In this context, strengths and weaknesses of online surveys compared to face-to-face consultations for health screening have been previously studied50. It is worth noting that the validity of self-reported data collection has been supported by studies such as the SUN cohort51, Food4Me52,53, Nurses’ Health Study54, Health Professionals Follow-up Study55, and PROM study56, which support the validity of the findings obtained through online recruited populations and the reliability of the data in terms of representativeness, legitimacy, and timeliness, covering health, sociodemographic, anthropometric, dietary and lifestyle data. The PREDIMED study also supports the online methodology, showing that remote nutritional intervention appears to be effective in increasing adherence to the Mediterranean diet pattern57. Furthermore, the large sample size and use of multiple online platforms improve sample diversity, enhancing heterogeneity and representation47. Another advantage of surveys is that they are conducted in natural settings and typically involve simpler random probability sampling compared to experimental studies.

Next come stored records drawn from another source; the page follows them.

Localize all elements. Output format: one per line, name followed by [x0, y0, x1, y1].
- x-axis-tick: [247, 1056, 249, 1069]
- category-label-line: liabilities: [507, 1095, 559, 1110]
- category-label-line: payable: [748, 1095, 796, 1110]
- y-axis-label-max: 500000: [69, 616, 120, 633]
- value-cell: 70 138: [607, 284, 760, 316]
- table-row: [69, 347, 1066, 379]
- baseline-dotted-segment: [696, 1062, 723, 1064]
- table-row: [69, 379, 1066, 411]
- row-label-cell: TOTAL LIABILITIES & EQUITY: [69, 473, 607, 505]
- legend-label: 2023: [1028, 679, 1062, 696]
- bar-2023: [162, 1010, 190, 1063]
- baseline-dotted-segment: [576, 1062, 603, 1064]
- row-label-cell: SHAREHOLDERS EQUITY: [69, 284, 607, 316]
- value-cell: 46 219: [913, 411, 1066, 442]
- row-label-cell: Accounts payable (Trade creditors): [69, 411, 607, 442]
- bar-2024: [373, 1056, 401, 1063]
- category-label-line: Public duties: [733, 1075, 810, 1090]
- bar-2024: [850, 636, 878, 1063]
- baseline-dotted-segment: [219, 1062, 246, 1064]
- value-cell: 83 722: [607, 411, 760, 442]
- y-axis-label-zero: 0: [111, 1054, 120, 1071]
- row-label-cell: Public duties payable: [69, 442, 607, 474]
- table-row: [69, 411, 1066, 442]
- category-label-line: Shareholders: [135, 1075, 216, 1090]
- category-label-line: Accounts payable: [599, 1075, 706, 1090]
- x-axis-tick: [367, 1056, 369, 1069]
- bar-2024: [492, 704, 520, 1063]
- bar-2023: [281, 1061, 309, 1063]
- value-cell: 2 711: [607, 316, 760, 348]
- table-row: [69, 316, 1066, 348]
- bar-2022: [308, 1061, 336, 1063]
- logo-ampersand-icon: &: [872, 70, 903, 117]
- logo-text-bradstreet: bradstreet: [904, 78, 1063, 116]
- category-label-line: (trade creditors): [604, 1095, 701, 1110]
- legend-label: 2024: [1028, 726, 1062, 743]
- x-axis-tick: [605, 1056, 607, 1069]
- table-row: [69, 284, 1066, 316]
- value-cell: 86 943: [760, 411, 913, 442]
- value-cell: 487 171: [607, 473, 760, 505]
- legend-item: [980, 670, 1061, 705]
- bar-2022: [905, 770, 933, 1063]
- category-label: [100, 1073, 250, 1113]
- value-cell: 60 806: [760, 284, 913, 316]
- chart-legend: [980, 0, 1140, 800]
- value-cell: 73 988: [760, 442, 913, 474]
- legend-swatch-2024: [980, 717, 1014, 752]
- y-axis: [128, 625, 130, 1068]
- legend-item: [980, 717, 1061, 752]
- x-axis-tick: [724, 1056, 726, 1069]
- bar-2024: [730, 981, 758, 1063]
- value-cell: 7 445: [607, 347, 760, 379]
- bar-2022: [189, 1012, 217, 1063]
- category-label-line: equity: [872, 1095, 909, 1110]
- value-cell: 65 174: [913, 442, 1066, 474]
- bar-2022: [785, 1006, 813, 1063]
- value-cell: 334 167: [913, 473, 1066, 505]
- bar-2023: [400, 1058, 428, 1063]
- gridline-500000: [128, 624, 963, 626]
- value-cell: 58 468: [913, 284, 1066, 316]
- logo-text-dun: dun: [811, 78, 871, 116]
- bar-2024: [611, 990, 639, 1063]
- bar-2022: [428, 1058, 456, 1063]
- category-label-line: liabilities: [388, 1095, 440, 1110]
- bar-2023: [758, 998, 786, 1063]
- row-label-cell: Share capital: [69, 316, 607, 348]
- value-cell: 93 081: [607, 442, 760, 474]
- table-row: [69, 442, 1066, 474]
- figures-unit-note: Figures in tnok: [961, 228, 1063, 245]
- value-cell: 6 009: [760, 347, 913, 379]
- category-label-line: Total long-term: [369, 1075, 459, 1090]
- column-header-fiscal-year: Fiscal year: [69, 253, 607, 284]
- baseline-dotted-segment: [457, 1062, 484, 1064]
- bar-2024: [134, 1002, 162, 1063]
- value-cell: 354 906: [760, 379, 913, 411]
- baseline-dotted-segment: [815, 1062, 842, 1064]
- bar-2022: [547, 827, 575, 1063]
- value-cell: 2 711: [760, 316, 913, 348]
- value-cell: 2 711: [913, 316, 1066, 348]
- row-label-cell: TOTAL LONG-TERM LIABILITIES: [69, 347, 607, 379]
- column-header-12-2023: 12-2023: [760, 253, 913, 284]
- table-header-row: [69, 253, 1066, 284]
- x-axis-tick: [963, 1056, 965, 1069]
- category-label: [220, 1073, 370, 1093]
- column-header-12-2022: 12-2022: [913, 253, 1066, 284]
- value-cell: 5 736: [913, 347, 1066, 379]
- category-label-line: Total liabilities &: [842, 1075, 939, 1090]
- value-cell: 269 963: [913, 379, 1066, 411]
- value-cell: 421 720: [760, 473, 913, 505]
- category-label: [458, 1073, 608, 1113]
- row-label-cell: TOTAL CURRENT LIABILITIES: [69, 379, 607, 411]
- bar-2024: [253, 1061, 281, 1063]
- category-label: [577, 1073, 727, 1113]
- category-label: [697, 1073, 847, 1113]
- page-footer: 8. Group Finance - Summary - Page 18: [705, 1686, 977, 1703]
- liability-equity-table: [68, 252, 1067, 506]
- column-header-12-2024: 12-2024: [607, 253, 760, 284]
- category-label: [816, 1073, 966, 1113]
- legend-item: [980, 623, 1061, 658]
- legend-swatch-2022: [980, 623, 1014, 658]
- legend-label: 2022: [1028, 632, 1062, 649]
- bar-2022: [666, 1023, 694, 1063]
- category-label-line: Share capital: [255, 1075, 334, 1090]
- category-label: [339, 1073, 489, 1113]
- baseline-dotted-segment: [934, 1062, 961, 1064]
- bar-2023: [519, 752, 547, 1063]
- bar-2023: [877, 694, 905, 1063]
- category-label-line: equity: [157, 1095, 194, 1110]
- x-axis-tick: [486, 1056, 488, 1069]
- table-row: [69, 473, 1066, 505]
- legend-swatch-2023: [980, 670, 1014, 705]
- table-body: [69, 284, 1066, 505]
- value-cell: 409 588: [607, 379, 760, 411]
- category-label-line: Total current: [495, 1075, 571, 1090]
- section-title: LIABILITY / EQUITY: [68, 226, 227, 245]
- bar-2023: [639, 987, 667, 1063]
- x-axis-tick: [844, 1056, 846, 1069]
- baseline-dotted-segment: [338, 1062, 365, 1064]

This approach allows statistical inferences about the broader population, enhancing the study’s external validity46. Furthermore, this approach avoids interviewer bias and is beneficial for sensitive topics due to the increased anonymity. However, it is suitable only when questions are clear, simple, and the population is literate and speaks a common language46. Another significant strength was the possibility of collecting a wide range of information using validated tools. While web-based methods offer quick and broad data access easily applicable in healthcare settings, further research is needed to determine whether these strategies can improve prognostic accuracy beyond traditional models for preventing chronic disease and public health actions.

On the other hand, our analysis is limited to available dataset variables; clustering outcomes depend on selected variables’ quality and data completeness16. Machine-learning models lack easily interpretable variable coefficients, hindering causal relationship establishment. Furthermore, additional validation in diverse populations and with different risk stratification methods is convenient for cluster analysis wider applications16.

Personalized medicine at individual level requires costly and complex data collection and accurate models for tailored advice. Alternatively, group-level personalization is a more practical option19. Our online study’s clustering algorithm may offer a solution to these challenges in clinical settings by quantitatively integrating information. To our knowledge, this is the pioneering study of its kind, with specific focus on preventing chronic disease. This approach aids in understanding health variability and offers potential for targeted interventions. The innovative algorithm and accurately classified individual phenotypes, will contribute to precision well-being knowledge and personalized interventions for chronic disease prevention and public health policies implementation in extensive online populations using web-based tools.